During the years of Taliban rule in Afghanistan, Malalay Jaward clung to a dangerous secret. Every day she covered herself in a full burqa and traveled to a forbidden job with the United Nations Human Settlements Programme, where she provided mental support for women in rural areas. Many women she encountered were locked in their homes without utilities and other essentials.
The Taliban would not tolerate such a mission, so Jaward told few people about her affiliation with the international organization. Instead of money, she was paid in wheat.
When she ventured outside, she kept a low profile and traveled as much as possible with her husband or other trusted men. If a Taliban agent spotted her on the streets alone, the penalty could be abduction, rape and even death.
One of the biggest risks Jaward took for the United Nations was traveling to Kandahar, a stronghold of the Taliban regime. She knew she couldn’t go alone, so her husband decided to escort her. This meant leaving their 13-year-old daughter behind to care for four younger children.
When the couple left the house, the family was crying because they thought for sure their mother would be captured and killed.

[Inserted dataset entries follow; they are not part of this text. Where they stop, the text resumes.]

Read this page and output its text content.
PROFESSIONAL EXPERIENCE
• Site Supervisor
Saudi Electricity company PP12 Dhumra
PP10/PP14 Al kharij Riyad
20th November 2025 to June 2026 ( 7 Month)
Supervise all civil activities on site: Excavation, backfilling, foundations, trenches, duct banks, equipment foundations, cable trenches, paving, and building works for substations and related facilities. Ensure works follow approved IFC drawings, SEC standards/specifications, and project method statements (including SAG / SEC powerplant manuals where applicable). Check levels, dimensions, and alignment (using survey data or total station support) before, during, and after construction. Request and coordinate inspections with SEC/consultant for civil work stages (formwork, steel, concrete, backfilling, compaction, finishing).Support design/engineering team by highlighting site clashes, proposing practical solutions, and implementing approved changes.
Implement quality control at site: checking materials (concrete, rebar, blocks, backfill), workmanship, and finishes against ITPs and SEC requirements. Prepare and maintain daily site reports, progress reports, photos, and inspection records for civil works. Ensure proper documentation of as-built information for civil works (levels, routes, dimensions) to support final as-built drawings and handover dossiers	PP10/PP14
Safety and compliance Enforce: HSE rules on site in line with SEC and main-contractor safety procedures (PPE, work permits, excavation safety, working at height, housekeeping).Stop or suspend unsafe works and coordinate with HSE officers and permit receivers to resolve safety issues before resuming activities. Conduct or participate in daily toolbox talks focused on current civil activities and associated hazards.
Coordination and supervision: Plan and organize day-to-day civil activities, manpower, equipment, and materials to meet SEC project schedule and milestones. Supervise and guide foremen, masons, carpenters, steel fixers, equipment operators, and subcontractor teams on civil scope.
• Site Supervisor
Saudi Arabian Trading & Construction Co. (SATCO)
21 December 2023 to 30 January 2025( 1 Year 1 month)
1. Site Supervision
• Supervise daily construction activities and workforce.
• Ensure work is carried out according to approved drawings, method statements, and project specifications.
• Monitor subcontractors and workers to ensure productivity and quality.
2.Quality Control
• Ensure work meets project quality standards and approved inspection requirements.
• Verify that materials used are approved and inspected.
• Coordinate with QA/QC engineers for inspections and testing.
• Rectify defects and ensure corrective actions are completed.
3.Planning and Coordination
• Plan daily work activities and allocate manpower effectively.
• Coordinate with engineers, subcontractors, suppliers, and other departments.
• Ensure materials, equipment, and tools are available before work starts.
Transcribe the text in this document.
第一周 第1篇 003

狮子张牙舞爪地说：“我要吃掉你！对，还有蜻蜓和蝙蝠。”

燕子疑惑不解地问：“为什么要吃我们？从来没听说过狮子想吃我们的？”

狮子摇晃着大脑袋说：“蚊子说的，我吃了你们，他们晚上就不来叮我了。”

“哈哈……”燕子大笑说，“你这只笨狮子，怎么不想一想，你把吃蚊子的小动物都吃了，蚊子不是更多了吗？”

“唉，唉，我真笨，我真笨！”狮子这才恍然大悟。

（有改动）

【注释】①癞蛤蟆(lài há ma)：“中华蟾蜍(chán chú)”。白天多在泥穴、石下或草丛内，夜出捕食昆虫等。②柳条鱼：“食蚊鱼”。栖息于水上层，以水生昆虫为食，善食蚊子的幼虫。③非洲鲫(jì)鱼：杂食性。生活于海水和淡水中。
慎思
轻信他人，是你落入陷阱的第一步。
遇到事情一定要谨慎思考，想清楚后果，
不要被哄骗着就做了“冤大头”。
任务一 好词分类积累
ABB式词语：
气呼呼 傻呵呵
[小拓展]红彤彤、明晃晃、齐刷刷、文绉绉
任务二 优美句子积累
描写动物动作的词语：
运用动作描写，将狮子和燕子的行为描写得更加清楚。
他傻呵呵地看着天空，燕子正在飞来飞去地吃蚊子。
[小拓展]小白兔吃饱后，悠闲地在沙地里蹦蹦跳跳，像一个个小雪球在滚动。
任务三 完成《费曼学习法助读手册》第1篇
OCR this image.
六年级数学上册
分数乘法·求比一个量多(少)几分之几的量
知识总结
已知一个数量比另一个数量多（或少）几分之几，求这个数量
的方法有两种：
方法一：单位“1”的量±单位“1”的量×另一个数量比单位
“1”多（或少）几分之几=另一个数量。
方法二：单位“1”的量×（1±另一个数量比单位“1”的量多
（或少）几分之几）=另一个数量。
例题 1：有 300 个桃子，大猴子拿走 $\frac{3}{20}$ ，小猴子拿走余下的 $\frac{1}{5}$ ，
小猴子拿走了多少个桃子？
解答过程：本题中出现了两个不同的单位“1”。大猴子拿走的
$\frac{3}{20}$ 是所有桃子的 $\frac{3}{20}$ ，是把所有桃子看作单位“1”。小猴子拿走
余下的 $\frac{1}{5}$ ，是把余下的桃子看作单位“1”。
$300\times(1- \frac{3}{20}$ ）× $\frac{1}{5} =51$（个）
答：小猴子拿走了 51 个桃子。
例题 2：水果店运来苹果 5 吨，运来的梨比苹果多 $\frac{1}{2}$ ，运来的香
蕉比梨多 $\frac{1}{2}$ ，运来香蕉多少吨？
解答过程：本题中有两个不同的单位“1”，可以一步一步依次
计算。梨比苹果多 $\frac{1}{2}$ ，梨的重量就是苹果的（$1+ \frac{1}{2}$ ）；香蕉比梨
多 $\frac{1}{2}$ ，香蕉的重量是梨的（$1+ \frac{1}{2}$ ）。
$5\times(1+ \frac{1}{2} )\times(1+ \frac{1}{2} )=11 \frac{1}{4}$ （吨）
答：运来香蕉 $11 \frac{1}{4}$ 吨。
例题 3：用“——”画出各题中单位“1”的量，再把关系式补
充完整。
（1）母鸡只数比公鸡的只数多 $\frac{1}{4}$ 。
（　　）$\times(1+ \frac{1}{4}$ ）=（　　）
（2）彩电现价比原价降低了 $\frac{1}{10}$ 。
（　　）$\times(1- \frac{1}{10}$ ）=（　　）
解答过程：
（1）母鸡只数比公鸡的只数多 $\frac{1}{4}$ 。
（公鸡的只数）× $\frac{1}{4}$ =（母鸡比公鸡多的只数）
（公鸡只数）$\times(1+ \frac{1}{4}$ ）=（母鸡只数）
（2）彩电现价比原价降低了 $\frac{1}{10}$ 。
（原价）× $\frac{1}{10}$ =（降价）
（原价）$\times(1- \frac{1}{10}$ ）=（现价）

Jaward survived, but she ran into other trouble.
The Taliban eventually found out about her passion to help other women. Government agents surrounded her office and waited to arrest her, but she managed to escape by shouting at the men for falsely accusing her.
After the incident, she and her family knew they had to flee immediately. Her boss suggested she escape to Pakistan, but Jaward didn’t want to leave the country.
Instead the family relocated to Chelston, Afghanistan. The Taliban continued looking for Jaward until the United Nations managed to negotiate with the agents to stop.
Once settled in Chelston, Jaward continued to help women, but in a different way. She opened her own business, Helala Silk Production, which uses local materials to produce high-quality Afghan silk for sale at local markets.
Jaward wanted to expand her business capabilities, so in 2009 she applied and was accepted to 10,000 Women, a global initiative sponsored by Goldman Sachs that will provide 10,000 underserved women with business and management education.
Goldman Sachs works in Afghanistan with Thunderbird School of Global Management and the American University of Afghanistan, two schools that created an eight-week entrepreneurship program to help women like Jaward develop the skills and networks necessary to start and grow viable businesses.
Jaward learned how to develop a business plan and expanded her operation after completing the program. She said the 10,000 Women program taught her the leadership, business management, networking, finance and marketing skills needed to succeed.
She is now supplying Afghan handicraft companies with meters of silk to produce their finished products.
She has 13 employees and has received $15,000 in seed capital for expansion. She also works to inspire other businesswomen to launch their own ventures.